DoJ Cracks Down on Global DPRK IT Worker Scam

How the Scam Worked

According to the DoJ, North Korean nationals Pak Jin-Song, Jin Sung-Il, and their co-conspirators managed to secure remote IT jobs at 64 different U.S. companies using fake identities. These identities were provided by Pedro Ernesto Alonso De Los Reyes, a Mexican citizen residing in Sweden, and supported by U.S.-based accomplices Emanuel Ashtor and Erick Ntekereze Prince.

The scheme operated from April 2018 until August last year, and it proved highly profitable. The DoJ reported that earnings from just 10 of the 64 targeted companies totalled $866,255.

Uncovering the Operation

This scam is part of North Korea’s broader efforts to bypass economic sanctions imposed by the U.S. By securing high-paying tech roles under false identities, the operatives were able to funnel money back to their government, which is known to allocate funds to its nuclear and missile programs.

Executing such a scam wasn’t an overnight process. North Korea enlisted foreign nationals to assist in setting up fraudulent credentials and logistical support. In some cases, Alonso provided his own identity, which the job seekers used during interviews and onboarding processes. Other times, the scammers stole real U.S. government-issued IDs and altered them to include their own photos.

Once hired, corporate laptops were shipped to Ashtor and Prince in North Carolina, where they set up sophisticated "laptop farms." These devices were configured with remote access software, allowing North Korean operatives based in China to seamlessly perform their jobs as if they were working from the U.S. Meanwhile, payroll was funnelled through fake companies and Chinese bank accounts to avoid detection.

Authorities Take Action

Law enforcement authorities eventually caught up with the operation. Ashtor and Prince were arrested in North Carolina, while Alonso was detained in the Netherlands. The five individuals now face charges including:

1. Conspiracy to commit wire and mail fraud

2. Conspiracy to commit money laundering

3. Conspiracy to transfer false identification documents

4. Conspiracy to cause damage to a protected computer

Additionally, the two North Korean nationals face charges of violating the International Emergency Economic Powers Act, with potential sentences of up to 20 years if convicted.

Is the Crackdown Making a Difference?

The DoJ’s efforts to combat these scams gained momentum last March with the launch of the DPRK RevGen: Domestic Enabler Initiative, aimed at shutting down key infrastructure such as laptop farms. So far, authorities have conducted four major enforcement actions, leading to arrests and asset seizures.

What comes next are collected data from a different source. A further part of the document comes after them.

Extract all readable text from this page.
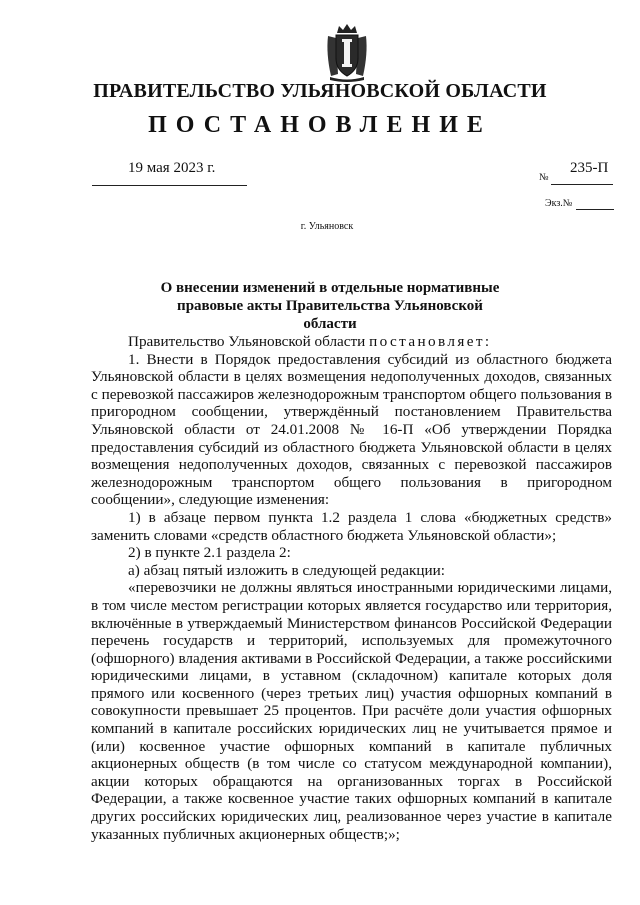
ПРАВИТЕЛЬСТВО УЛЬЯНОВСКОЙ ОБЛАСТИ
ПОСТАНОВЛЕНИЕ
19 мая 2023 г.	235-П
№
Экз.№
г. Ульяновск
О внесении изменений в отдельные нормативные
правовые акты Правительства Ульяновской области

Правительство Ульяновской области постановляет:

1. Внести в Порядок предоставления субсидий из областного бюджета Ульяновской области в целях возмещения недополученных доходов, связанных с перевозкой пассажиров железнодорожным транспортом общего пользования в пригородном сообщении, утверждённый постановлением Правительства Ульяновской области от 24.01.2008 № 16-П «Об утверждении Порядка предоставления субсидий из областного бюджета Ульяновской области в целях возмещения недополученных доходов, связанных с перевозкой пассажиров железнодорожным транспортом общего пользования в пригородном сообщении», следующие изменения:

1) в абзаце первом пункта 1.2 раздела 1 слова «бюджетных средств» заменить словами «средств областного бюджета Ульяновской области»;

2) в пункте 2.1 раздела 2:

а) абзац пятый изложить в следующей редакции:

«перевозчики не должны являться иностранными юридическими лицами, в том числе местом регистрации которых является государство или территория, включённые в утверждаемый Министерством финансов Российской Федерации перечень государств и территорий, используемых для промежуточного (офшорного) владения активами в Российской Федерации, а также российскими юридическими лицами, в уставном (складочном) капитале которых доля прямого или косвенного (через третьих лиц) участия офшорных компаний в совокупности превышает 25 процентов. При расчёте доли участия офшорных компаний в капитале российских юридических лиц не учитывается прямое и (или) косвенное участие офшорных компаний в капитале публичных акционерных обществ (в том числе со статусом международной компании), акции которых обращаются на организованных торгах в Российской Федерации, а также косвенное участие таких офшорных компаний в капитале других российских юридических лиц, реализованное через участие в капитале указанных публичных акционерных обществ;»;
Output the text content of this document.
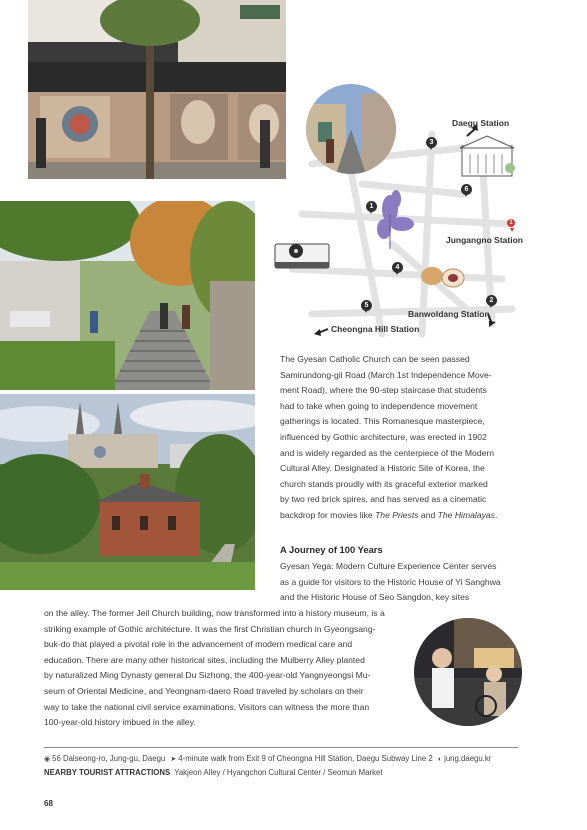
Daegu Station
Jungangno Station
Banwoldang Station
Cheongna Hill Station
1
2
3
4
5
6
1
The Gyesan Catholic Church can be seen passed
Samirundong-gil Road (March 1st Independence Move-
ment Road), where the 90-step staircase that students
had to take when going to independence movement
gatherings is located. This Romanesque masterpiece,
influenced by Gothic architecture, was erected in 1902
and is widely regarded as the centerpiece of the Modern
Cultural Alley. Designated a Historic Site of Korea, the
church stands proudly with its graceful exterior marked
by two red brick spires, and has served as a cinematic
backdrop for movies like The Priests and The Himalayas.
A Journey of 100 Years
Gyesan Yega: Modern Culture Experience Center serves
as a guide for visitors to the Historic House of Yi Sanghwa
and the Historic House of Seo Sangdon, key sites
on the alley. The former Jeil Church building, now transformed into a history museum, is a
striking example of Gothic architecture. It was the first Christian church in Gyeongsang-
buk-do that played a pivotal role in the advancement of modern medical care and
education. There are many other historical sites, including the Mulberry Alley planted
by naturalized Ming Dynasty general Du Sizhong, the 400-year-old Yangnyeongsi Mu-
seum of Oriental Medicine, and Yeongnam-daero Road traveled by scholars on their
way to take the national civil service examinations. Visitors can witness the more than
100-year-old history imbued in the alley.
◉ 56 Dalseong-ro, Jung-gu, Daegu ➤ 4-minute walk from Exit 9 of Cheongna Hill Station, Daegu Subway Line 2 ◐ jung.daegu.kr
NEARBY TOURIST ATTRACTIONS Yakjeon Alley / Hyangchon Cultural Center / Seomun Market
68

Despite these efforts, fraudulent applications from North Korean operatives have continued. Some organisations that have previously fallen victim to such scams report still receiving applications from fake IT workers, indicating that the threat remains persistent.

This ongoing activity underscores the need for businesses to remain vigilant and proactive. Companies must implement thorough vetting processes, robust identity verification, and continuous monitoring to stay ahead of evolving threats.

Lessons for Businesses

With remote work becoming the norm, businesses must be more diligent than ever in their hiring processes. To reduce the risk of falling victim to similar scams, companies should:

1. Conduct rigorous background checks using multiple verification sources.

2. Be cautious of applicants unwilling to engage in video interviews.

3. Monitor for unusual activity from remote employees, such as unexpected login locations.

4. Educate hiring teams about potential red flags and warning signs.

As cyber threats continue to evolve, staying informed and proactive is key to protecting your organisation from deceptive tactics like this North Korean IT worker scam.